March 26th, 2014 14:00

2012 R2 Standard - Retail or OEM - will allow TWO instances of Windows, either physical or virtual.  You can run THREE instances, but ONLY if one is used ONLY as the Hyper-V servers to manage two virtuals.  Seeing as how the plan is to run VMware, each OEM Server 2012 R2 Standard will cover TWO VM's per server.

- TWO Standard OEM (or Retail) licenses per server (allowing for up to 4 VM's per server) - ONE Standard OEM (or Retail) license per server (2 VM's per server) + ONE Retail license to share between the two servers for the third VM on each machine.

Licensing is the same between Retail and OEM, the only difference being that OEM cannot be transferred to another machine (OEM-licensed VM's can ONLY be run on that machine) ... Retail-licensed VM's can be moved to another host if/when needed.

2012 R2 Standard is licensed for up to TWO physical processors (regardless of the number of cores).  Whether you have one or two physical processors, ONE Windows Server Standard license will work.  A quad-processor system would require two Standard licenses to properly license the number of processors in the machine, IF Windows was running directly on the hardware.  Running 2012 in a VM, you can assign as many cores to it as you like, but only a max of 2 processors in VMware.
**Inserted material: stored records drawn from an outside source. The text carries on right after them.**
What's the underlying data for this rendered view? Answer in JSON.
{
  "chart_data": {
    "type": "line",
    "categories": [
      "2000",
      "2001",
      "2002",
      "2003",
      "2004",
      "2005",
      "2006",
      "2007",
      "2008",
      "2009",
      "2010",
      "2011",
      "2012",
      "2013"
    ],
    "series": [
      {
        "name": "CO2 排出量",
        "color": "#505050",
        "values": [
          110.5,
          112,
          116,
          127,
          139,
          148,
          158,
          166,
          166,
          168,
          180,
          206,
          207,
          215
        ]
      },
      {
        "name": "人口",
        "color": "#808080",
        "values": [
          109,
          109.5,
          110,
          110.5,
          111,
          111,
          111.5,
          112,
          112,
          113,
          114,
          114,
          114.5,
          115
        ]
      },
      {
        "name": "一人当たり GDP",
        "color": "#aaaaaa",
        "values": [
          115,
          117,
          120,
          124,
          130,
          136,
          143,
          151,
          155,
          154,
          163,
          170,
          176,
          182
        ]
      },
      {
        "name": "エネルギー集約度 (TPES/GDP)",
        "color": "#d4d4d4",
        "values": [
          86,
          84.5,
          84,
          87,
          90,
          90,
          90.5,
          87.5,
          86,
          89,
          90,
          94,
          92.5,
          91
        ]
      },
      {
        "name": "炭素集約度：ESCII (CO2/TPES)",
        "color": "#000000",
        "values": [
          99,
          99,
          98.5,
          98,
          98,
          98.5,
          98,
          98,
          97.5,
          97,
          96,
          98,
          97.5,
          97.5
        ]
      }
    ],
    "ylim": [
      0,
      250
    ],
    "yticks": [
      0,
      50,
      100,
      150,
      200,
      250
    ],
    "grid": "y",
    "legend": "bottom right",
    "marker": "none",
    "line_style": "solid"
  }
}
So, if you were installing Windows on your single-processor server, a single license would be fine, but since VMware will be your physical OS, you must only pay attention to the number of virtual processors assigned to each 2012 VM.  Also, each Standard license will give you only TWO virtual instances of 2012.

Because a lot of software is licensed per processor, VMware has made it so you can dedicate as much power to your machine as possible (through assigning cores) without affecting your per-processor licensing limits.